Department of Laboratory Medicine, Zhujiang Hospital, Southern Medical University, Guangzhou, China.
Department of Clinical Laboratory, The First Affiliated Hospital of Sun Yat-Sen University, Guangzhou, China.
Front Endocrinol (Lausanne). 2022 Aug 2;13:882148. doi: 10.3389/fendo.2022.882148. eCollection 2022.
The prevalence of primary aldosteronism (PA) varies from 5% to 20% in patients with hypertension but is largely underdiagnosed. Expanding screening for PA to all patients with hypertension to improve diagnostic efficiency is needed. A novel and portable prediction tool that can expand screening for PA is highly desirable.
Clinical characteristics and laboratory data of 1,314 patients with hypertension were collected for modeling and randomly divided into a training cohort (919 of 1,314, 70%) and an internal validation cohort (395 of 1,314, 30%). Additionally, an external dataset (n = 285) was used for model validation. Machine learning algorithms were applied to develop a discriminant model. Sensitivity, specificity, and accuracy were used to evaluate the performance of the model.
Seven independent risk factors for predicting PA were identified, including age, sex, hypokalemia, serum sodium, serum sodium-to-potassium ratio, anion gap, and alkaline urine. The prediction model showed sufficient predictive accuracy, with area under the curve (AUC) values of 0.839 (95% CI: 0.81-0.87), 0.814 (95% CI: 0.77-0.86), and 0.839 (95% CI: 0.79-0.89) in the training set, internal validation, and external validation set, respectively. The calibration curves exhibited good agreement between the predictive risk of the model and the actual risk. An online prediction model was developed to make the model more portable to use.

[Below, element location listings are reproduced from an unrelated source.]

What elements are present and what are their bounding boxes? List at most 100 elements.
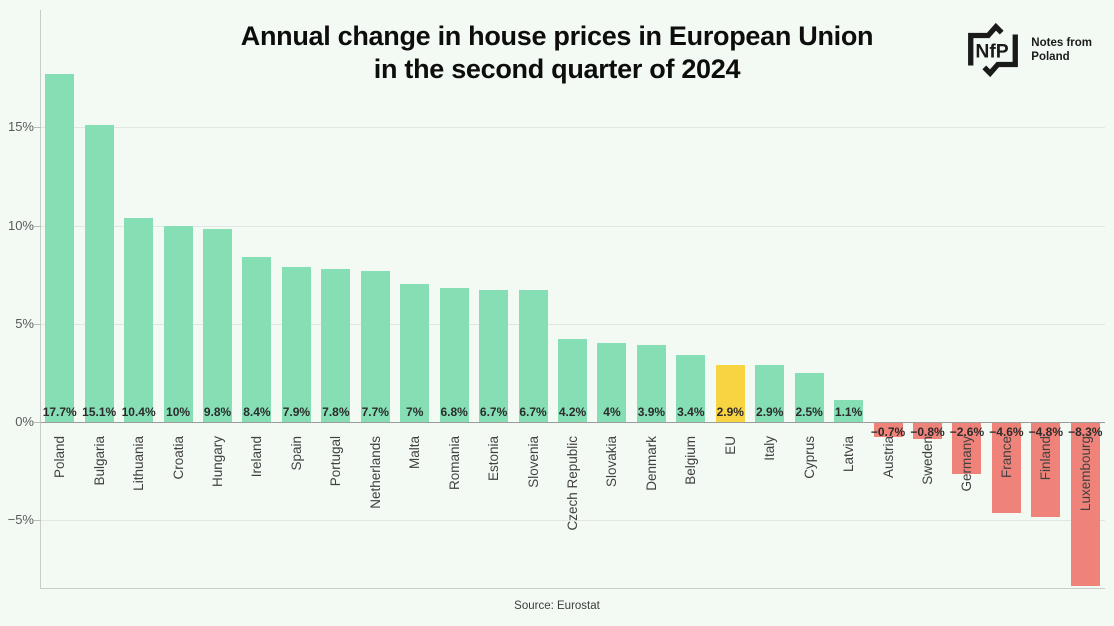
ytick-mark — [34, 520, 41, 522]
country-label-italy: Italy — [762, 436, 778, 461]
value-label-eu: 2.9% — [716, 405, 744, 419]
bar-estonia — [479, 290, 509, 422]
value-label-ireland: 8.4% — [243, 405, 271, 419]
ytick-mark — [34, 323, 41, 325]
value-label-estonia: 6.7% — [479, 405, 508, 419]
x-axis-spine — [40, 588, 1105, 589]
bar-slovakia — [597, 343, 627, 422]
chart-title-line2: in the second quarter of 2024 — [373, 54, 741, 84]
country-label-bulgaria: Bulgaria — [91, 436, 107, 486]
bar-netherlands — [360, 270, 390, 422]
country-label-cyprus: Cyprus — [801, 436, 817, 479]
country-label-austria: Austria — [880, 436, 896, 479]
zero-gridline — [40, 422, 1105, 423]
ytick-label: 15% — [7, 119, 34, 135]
country-label-finland: Finland — [1038, 436, 1054, 481]
country-label-denmark: Denmark — [643, 436, 659, 491]
gridline — [40, 520, 1105, 522]
bar-slovenia — [518, 290, 548, 422]
country-label-portugal: Portugal — [328, 436, 344, 487]
bar-croatia — [163, 225, 193, 422]
bar-austria — [873, 423, 903, 437]
bar-france — [991, 423, 1021, 514]
bar-latvia — [834, 400, 864, 422]
value-label-sweden: −0.8% — [910, 425, 945, 439]
chart-title-line1: Annual change in house prices in Europea… — [240, 21, 874, 51]
country-label-malta: Malta — [407, 436, 423, 470]
logo-text-line1: Notes from — [1031, 37, 1092, 49]
country-label-belgium: Belgium — [683, 436, 699, 485]
ytick-label: 10% — [7, 217, 34, 233]
bar-poland — [45, 74, 75, 422]
country-label-romania: Romania — [446, 436, 462, 491]
country-label-czech-republic: Czech Republic — [565, 436, 580, 531]
bar-spain — [281, 266, 311, 422]
country-label-slovenia: Slovenia — [525, 436, 541, 488]
value-label-poland: 17.7% — [42, 405, 77, 419]
bar-romania — [439, 288, 469, 422]
source-note: Source: Eurostat — [514, 600, 600, 612]
ytick-label: −5% — [7, 512, 34, 528]
ytick-label: 5% — [15, 315, 34, 331]
value-label-italy: 2.9% — [756, 405, 784, 419]
bar-finland — [1031, 423, 1061, 518]
bar-czech-republic — [558, 339, 587, 422]
bar-cyprus — [794, 372, 824, 422]
value-label-latvia: 1.1% — [834, 405, 863, 419]
gridline — [40, 127, 1105, 129]
value-label-belgium: 3.4% — [677, 405, 705, 419]
country-label-slovakia: Slovakia — [604, 436, 620, 488]
gridline — [40, 225, 1105, 227]
ytick-mark — [34, 127, 41, 129]
country-label-ireland: Ireland — [249, 436, 265, 478]
value-label-romania: 6.8% — [440, 405, 468, 419]
value-label-portugal: 7.8% — [322, 405, 350, 419]
country-label-spain: Spain — [288, 436, 304, 471]
value-label-lithuania: 10.4% — [121, 405, 156, 419]
country-label-croatia: Croatia — [170, 436, 186, 480]
bar-germany — [952, 423, 982, 475]
value-label-finland: −4.8% — [1028, 425, 1063, 439]
bar-malta — [400, 284, 430, 422]
value-label-austria: −0.7% — [870, 425, 906, 439]
value-label-czech-republic: 4.2% — [558, 405, 587, 419]
bar-ireland — [242, 256, 272, 422]
y-axis-spine — [40, 10, 41, 588]
value-label-spain: 7.9% — [282, 405, 311, 419]
country-label-france: France — [998, 436, 1014, 479]
bar-lithuania — [124, 217, 154, 422]
svg-text:NfP: NfP — [976, 41, 1009, 63]
country-label-eu: EU — [722, 436, 738, 455]
value-label-slovakia: 4% — [603, 405, 621, 419]
value-label-hungary: 9.8% — [203, 405, 232, 419]
value-label-netherlands: 7.7% — [361, 405, 389, 419]
country-label-netherlands: Netherlands — [367, 436, 383, 509]
value-label-croatia: 10% — [166, 405, 191, 419]
value-label-denmark: 3.9% — [637, 405, 666, 419]
bar-hungary — [203, 229, 232, 422]
country-label-latvia: Latvia — [841, 436, 857, 473]
nfp-logo-icon: NfP — [968, 22, 1019, 78]
ytick-mark — [34, 225, 41, 227]
country-label-germany: Germany — [959, 436, 975, 492]
bar-sweden — [913, 423, 942, 439]
country-label-sweden: Sweden — [920, 436, 935, 485]
value-label-germany: −2.6% — [949, 425, 985, 439]
bar-portugal — [321, 268, 351, 422]
value-label-bulgaria: 15.1% — [82, 405, 117, 419]
ytick-mark — [34, 422, 41, 423]
country-label-luxembourg: Luxembourg — [1077, 436, 1093, 512]
value-label-france: −4.6% — [989, 425, 1024, 439]
bar-luxembourg — [1070, 423, 1100, 587]
notes-from-poland-logo: NfP Notes from Poland — [963, 20, 1092, 80]
country-label-lithuania: Lithuania — [131, 436, 147, 491]
bar-belgium — [676, 355, 706, 422]
gridline — [40, 323, 1105, 325]
bar-italy — [755, 365, 785, 422]
country-label-estonia: Estonia — [486, 436, 502, 482]
bar-denmark — [636, 345, 666, 422]
ytick-label: 0% — [15, 414, 34, 429]
value-label-slovenia: 6.7% — [519, 405, 547, 419]
bar-eu — [715, 365, 745, 422]
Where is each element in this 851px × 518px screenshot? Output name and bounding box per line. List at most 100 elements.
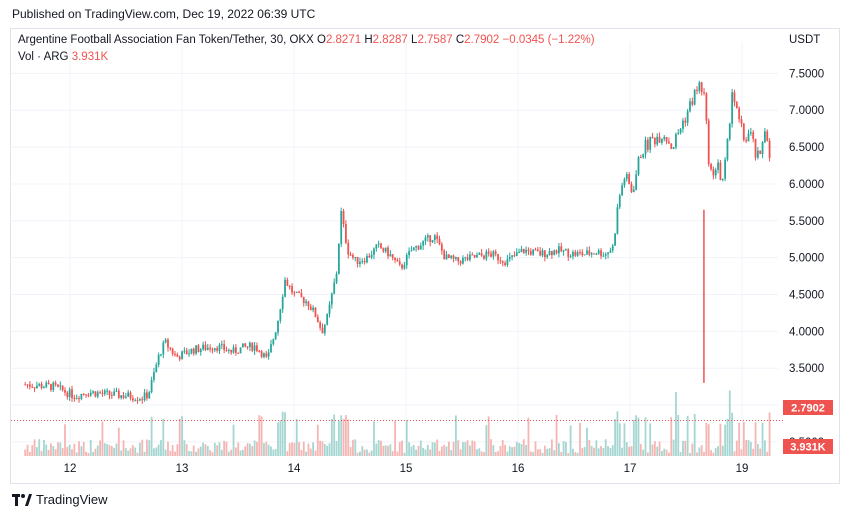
volume-bar (607, 446, 609, 456)
volume-bar (426, 444, 429, 456)
volume-bar (300, 450, 303, 456)
volume-bar (565, 442, 567, 456)
candle-body (520, 249, 523, 253)
volume-bar (52, 446, 55, 456)
candle-body (581, 252, 584, 256)
candle-body (630, 183, 633, 192)
volume-bar (370, 450, 373, 456)
candle-body (183, 350, 186, 352)
volume-bar (356, 452, 359, 456)
volume-bar (80, 446, 83, 456)
candle-body (277, 320, 279, 333)
volume-bar (199, 446, 202, 456)
candle-body (279, 309, 282, 321)
volume-bar (319, 440, 322, 456)
candle-body (653, 137, 656, 145)
volume-bar (616, 411, 619, 456)
volume-bar (256, 441, 258, 456)
volume-bar (464, 442, 467, 456)
candle-body (696, 89, 698, 91)
volume-bar (188, 450, 190, 456)
volume-legend[interactable]: Vol · ARG 3.931K (18, 51, 108, 63)
candle-body (239, 347, 242, 354)
volume-bar (237, 442, 240, 456)
volume-bar (756, 443, 759, 456)
volume-bar (253, 440, 256, 456)
volume-bar (64, 424, 66, 456)
candle-body (314, 307, 317, 317)
candle-body (384, 247, 387, 252)
volume-bar (738, 422, 741, 456)
candle-body (363, 260, 366, 263)
candle-body (433, 235, 436, 241)
volume-bar (588, 439, 591, 456)
volume-bar (234, 447, 237, 456)
volume-bar (562, 441, 565, 456)
volume-bar (265, 441, 268, 456)
chart-frame[interactable] (10, 28, 840, 484)
volume-bar (223, 440, 226, 456)
candle-body (202, 344, 205, 350)
candle-body (738, 108, 741, 120)
candle-body (721, 178, 724, 180)
candle-body (120, 395, 123, 398)
candle-body (359, 261, 361, 264)
candle-body (677, 132, 680, 135)
volume-bar (155, 447, 158, 456)
volume-bar (632, 419, 635, 456)
last-price-label: 2.7902 (791, 403, 825, 415)
candle-body (726, 139, 729, 160)
volume-bar (644, 417, 647, 456)
volume-bar (656, 446, 659, 456)
volume-bar (263, 443, 265, 456)
volume-bar (246, 443, 249, 456)
candle-body (110, 394, 113, 396)
candle-body (89, 392, 92, 396)
volume-bar (267, 444, 270, 456)
volume-bar (377, 440, 380, 456)
candle-body (710, 163, 712, 170)
y-tick-label: 5.5000 (789, 216, 824, 228)
volume-bar (153, 448, 155, 456)
volume-bar (611, 445, 614, 456)
volume-bar (82, 441, 85, 456)
volume-label: Vol · ARG (18, 51, 69, 63)
y-tick-label: 3.5000 (789, 363, 824, 375)
candle-body (749, 132, 752, 134)
volume-bar (658, 441, 661, 456)
candle-body (492, 251, 495, 257)
candle-body (377, 243, 380, 245)
candle-body (256, 345, 258, 351)
candle-body (487, 251, 490, 254)
candle-body (408, 251, 410, 256)
volume-bar (471, 440, 474, 456)
volume-bar (59, 442, 62, 456)
candle-body (169, 347, 172, 349)
candle-body (447, 254, 450, 258)
volume-bar (712, 452, 715, 456)
candle-body (431, 240, 434, 243)
volume-bar (625, 442, 628, 456)
ohlc-legend[interactable]: Argentine Football Association Fan Token… (18, 34, 595, 46)
volume-bar (143, 451, 146, 456)
volume-bar (216, 445, 219, 456)
volume-bar (307, 443, 310, 456)
candle-body (26, 384, 29, 386)
volume-bar (422, 447, 425, 456)
volume-bar (602, 448, 605, 456)
volume-bar (492, 445, 495, 456)
candle-body (344, 224, 347, 243)
volume-bar (660, 450, 663, 456)
volume-bar (204, 444, 207, 456)
volume-bar (251, 445, 254, 456)
candle-body (28, 384, 31, 387)
footer-brand[interactable]: TradingView (12, 492, 108, 507)
volume-bar (663, 448, 666, 456)
volume-bar (696, 452, 698, 456)
volume-bar (57, 442, 59, 456)
candle-body (387, 247, 389, 257)
candle-body (232, 347, 235, 353)
candle-body (712, 169, 715, 176)
volume-bar (124, 448, 127, 456)
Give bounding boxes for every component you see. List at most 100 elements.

The online prediction model we constructed using conventional clinical characteristics and laboratory tests is portable and reliable. This allowed it to be widely used not only in the hospital but also in community health service centers and may help to improve the diagnostic efficiency of PA.
原发性醛固酮增多症(PA)在高血压患者中的患病率为 5%至 20%,但很大程度上被漏诊。需要扩大对所有高血压患者的 PA 筛查,以提高诊断效率。因此,非常需要一种新的、便携的预测工具来扩大 PA 的筛查范围。
收集了 1314 例高血压患者的临床特征和实验室数据进行建模,并将其随机分为训练队列(1314 例中的 919 例,70%)和内部验证队列(1314 例中的 395 例,30%)。此外,还使用外部数据集(n=285)进行模型验证。应用机器学习算法开发了一个判别模型。使用灵敏度、特异性和准确性来评估模型的性能。
确定了预测 PA 的七个独立危险因素,包括年龄、性别、低血钾、血清钠、血清钠钾比、阴离子间隙和碱性尿。该预测模型具有足够的预测准确性,在训练集、内部验证集和外部验证集中的曲线下面积(AUC)值分别为 0.839(95%置信区间:0.81-0.87)、0.814(95%置信区间:0.77-0.86)和 0.839(95%置信区间:0.79-0.89)。校准曲线显示模型预测风险与实际风险之间具有良好的一致性。我们开发了一个在线预测模型,使模型更便于携带使用。
我们使用常规临床特征和实验室检查构建的在线预测模型便携且可靠。这使得它不仅可以在医院中广泛使用,还可以在社区卫生服务中心使用,有助于提高 PA 的诊断效率。